The sound of trains rumbling through the city at all hours has been a fact of life for Amsterdam residents for many years. But Fire Chief Michael Whitty said Wednesday that most people don’t realize just how much flammable oil passes through the city on those trains every day. Recent accidents involving tanker cars have raised awareness of the potential danger to small communities like Amsterdam. Fortunately, the Amsterdam Fire Department recently received a Class B foam apparatus trailer from the NY State Department of Homeland Security which will help the fire department to better handle a tanker fire, whether it happens in the city, or in the surrounding region.
“Basically the state came up with a foam task force initiative,” explained Whitty. “And all along this rail line, they’ve identified strategic locations where they want to place these trailers. So they approached us and asked us if we would house one. The nearest one west of us is in Utica, and the nearest one to the east is Albany. That would be our response area. If there was an incident, there would be more than one of these going.”

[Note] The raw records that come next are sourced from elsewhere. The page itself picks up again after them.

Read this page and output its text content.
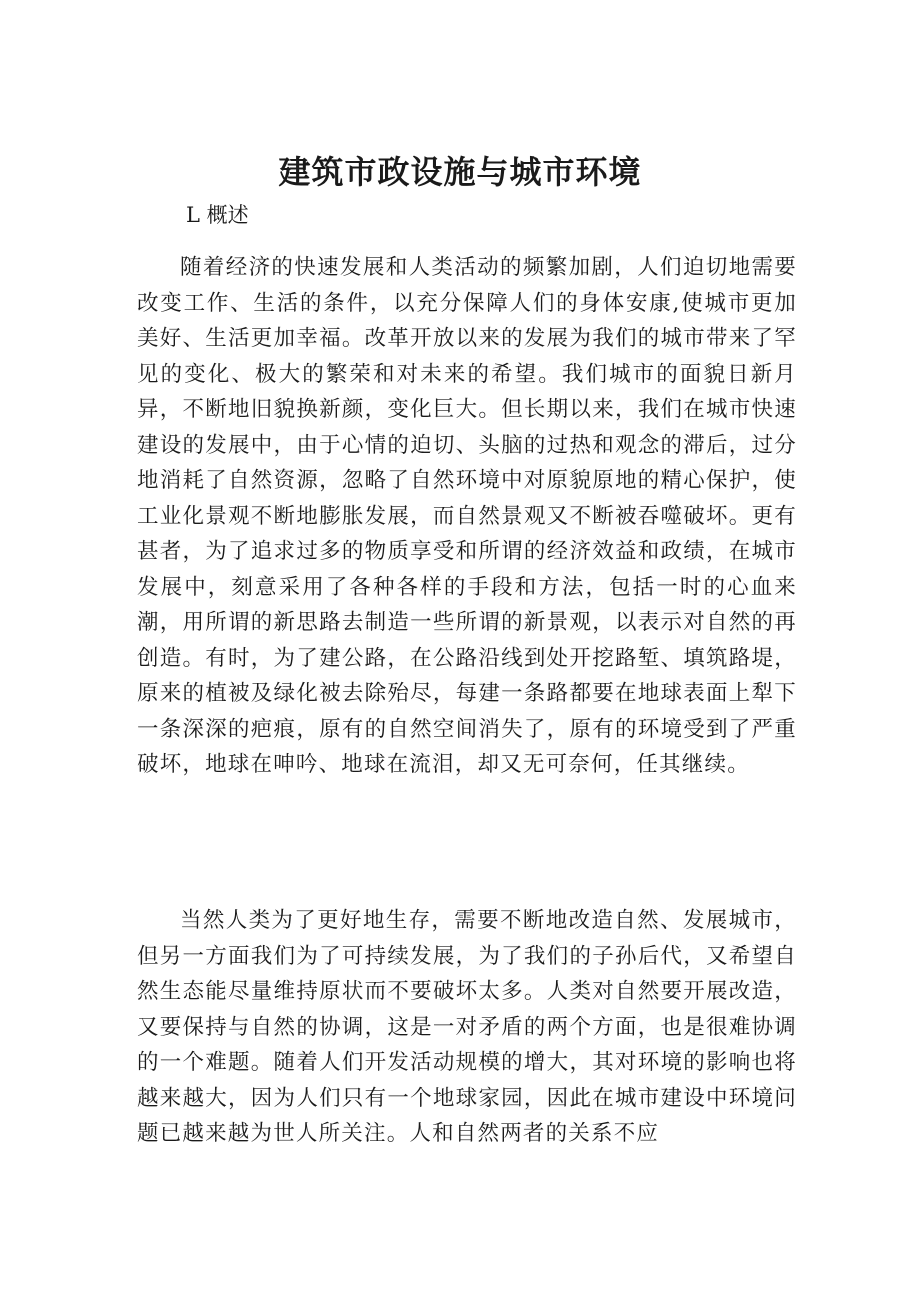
建筑市政设施与城市环境
L 概述

随着经济的快速发展和人类活动的频繁加剧，人们迫切地需要改变工作、生活的条件，以充分保障人们的身体安康,使城市更加美好、生活更加幸福。改革开放以来的发展为我们的城市带来了罕见的变化、极大的繁荣和对未来的希望。我们城市的面貌日新月异，不断地旧貌换新颜，变化巨大。但长期以来，我们在城市快速建设的发展中，由于心情的迫切、头脑的过热和观念的滞后，过分地消耗了自然资源，忽略了自然环境中对原貌原地的精心保护，使工业化景观不断地膨胀发展，而自然景观又不断被吞噬破坏。更有甚者，为了追求过多的物质享受和所谓的经济效益和政绩，在城市发展中，刻意采用了各种各样的手段和方法，包括一时的心血来潮，用所谓的新思路去制造一些所谓的新景观，以表示对自然的再创造。有时，为了建公路，在公路沿线到处开挖路堑、填筑路堤，原来的植被及绿化被去除殆尽，每建一条路都要在地球表面上犁下一条深深的疤痕，原有的自然空间消失了，原有的环境受到了严重破坏，地球在呻吟、地球在流泪，却又无可奈何，任其继续。

当然人类为了更好地生存，需要不断地改造自然、发展城市，但另一方面我们为了可持续发展，为了我们的子孙后代，又希望自然生态能尽量维持原状而不要破坏太多。人类对自然要开展改造，又要保持与自然的协调，这是一对矛盾的两个方面，也是很难协调的一个难题。随着人们开发活动规模的增大，其对环境的影响也将越来越大，因为人们只有一个地球家园，因此在城市建设中环境问题已越来越为世人所关注。人和自然两者的关系不应
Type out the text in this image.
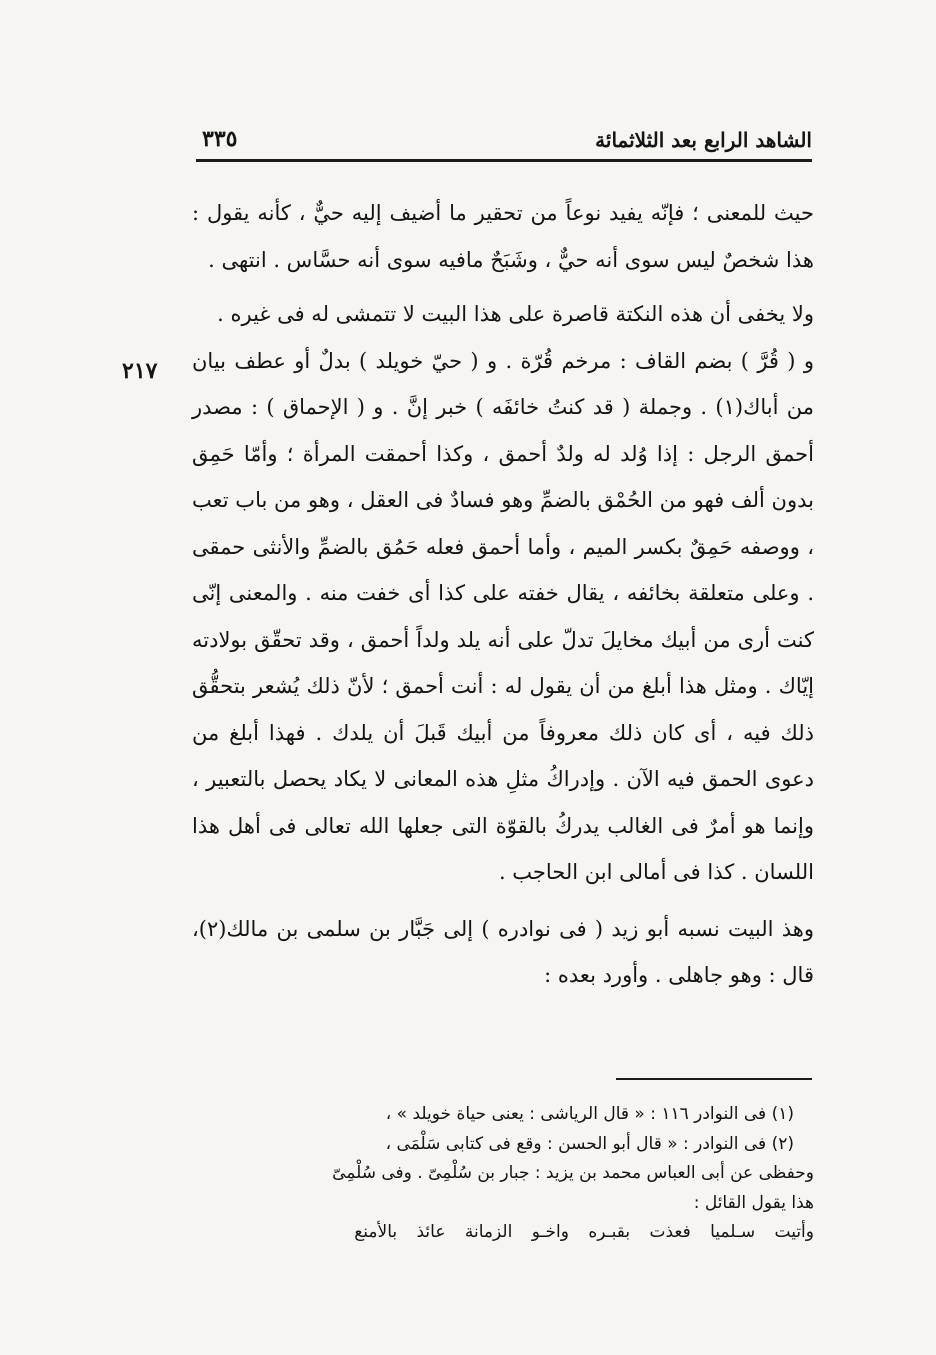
الشاهد الرابع بعد الثلاثمائة
٣٣٥
٢١٧

حيث للمعنى ؛ فإنّه يفيد نوعاً من تحقير ما أضيف إليه حيٌّ ، كأنه يقول : هذا شخصٌ ليس سوى أنه حيٌّ ، وشَبَحٌ مافيه سوى أنه حسَّاس . انتهى .

ولا يخفى أن هذه النكتة قاصرة على هذا البيت لا تتمشى له فى غيره .

و ( قُرَّ ) بضم القاف : مرخم قُرّة . و ( حيّ خويلد ) بدلٌ أو عطف بيان من أباك(١) . وجملة ( قد كنتُ خائفَه ) خبر إنَّ . و ( الإحماق ) : مصدر أحمق الرجل : إذا وُلد له ولدٌ أحمق ، وكذا أحمقت المرأة ؛ وأمّا حَمِق بدون ألف فهو من الحُمْق بالضمِّ وهو فسادٌ فى العقل ، وهو من باب تعب ، ووصفه حَمِقٌ بكسر الميم ، وأما أحمق فعله حَمُق بالضمِّ والأنثى حمقى . وعلى متعلقة بخائفه ، يقال خفته على كذا أى خفت منه . والمعنى إنّى كنت أرى من أبيك مخايلَ تدلّ على أنه يلد ولداً أحمق ، وقد تحقّق بولادته إيّاك . ومثل هذا أبلغ من أن يقول له : أنت أحمق ؛ لأنّ ذلك يُشعر بتحقُّق ذلك فيه ، أى كان ذلك معروفاً من أبيك قَبلَ أن يلدك . فهذا أبلغ من دعوى الحمق فيه الآن . وإدراكُ مثلِ هذه المعانى لا يكاد يحصل بالتعبير ، وإنما هو أمرٌ فى الغالب يدركُ بالقوّة التى جعلها الله تعالى فى أهل هذا اللسان . كذا فى أمالى ابن الحاجب .

وهذ البيت نسبه أبو زيد ( فى نوادره ) إلى جَبَّار بن سلمى بن مالك(٢)، قال : وهو جاهلى . وأورد بعده :

(١) فى النوادر ١١٦ : « قال الرياشى : يعنى حياة خويلد » ،

(٢) فى النوادر : « قال أبو الحسن : وقع فى كتابى سَلْمَى ،

وحفظى عن أبى العباس محمد بن يزيد : جبار بن سُلْمِىّ . وفى سُلْمِىّ

هذا يقول القائل :

وأتيت سـلميا فعذت بقبـره واخـو الزمانة عائذ بالأمنع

Whitty said that all the staff at AFD recently underwent training to use the new apparatus. He also said that there are additional foam tanker trucks, called “foam tenders,” stationed in Guilderland that could re-supply the apparatus during an incident if needed.
According to AFD officer Tim Miller, who is also the hazardous materials team leader for Montgomery County, there may be millions of gallons of crude oil passing through the city every day. Miller said that each tanker car holds approximately 30,000 gallons of oil, and an average 80,000 tanker cars pass through the city per year.
Miller said that the 660 gallon capacity of the trailer is enough to handle a fire from one tanker car or tractor trailer.
Whitty said that if the apparatus was used within the city, such as for a tractor trailer incident, the city would have to pay to replace the foam. However, if the department responded to the state for a regional incident along the railway, that the state would reimburse the city to replace the foam, as well as for additional staff time to cover for the responding officers.
In either case, Whitty said that usually the company who owns the tanker car or tractor trailer could be billed to cover the cost of handling the incident.
The danger posed by tanker cars passing through population centers along the railways has gained increasing attention lately. According to CNN, there have been 10 accidents involving trains carrying oil in US and Canada in the last two years. The highest profile case was in 2013 when 47 people were killed in Lac Megantic, Quebec when a tanker car caught fire and exploded in the center of the town.
Whitty called the NY State’s foam task force initiative “pro-active” and said, “It’s definitely an asset to our community, and our area, as well as for the state.”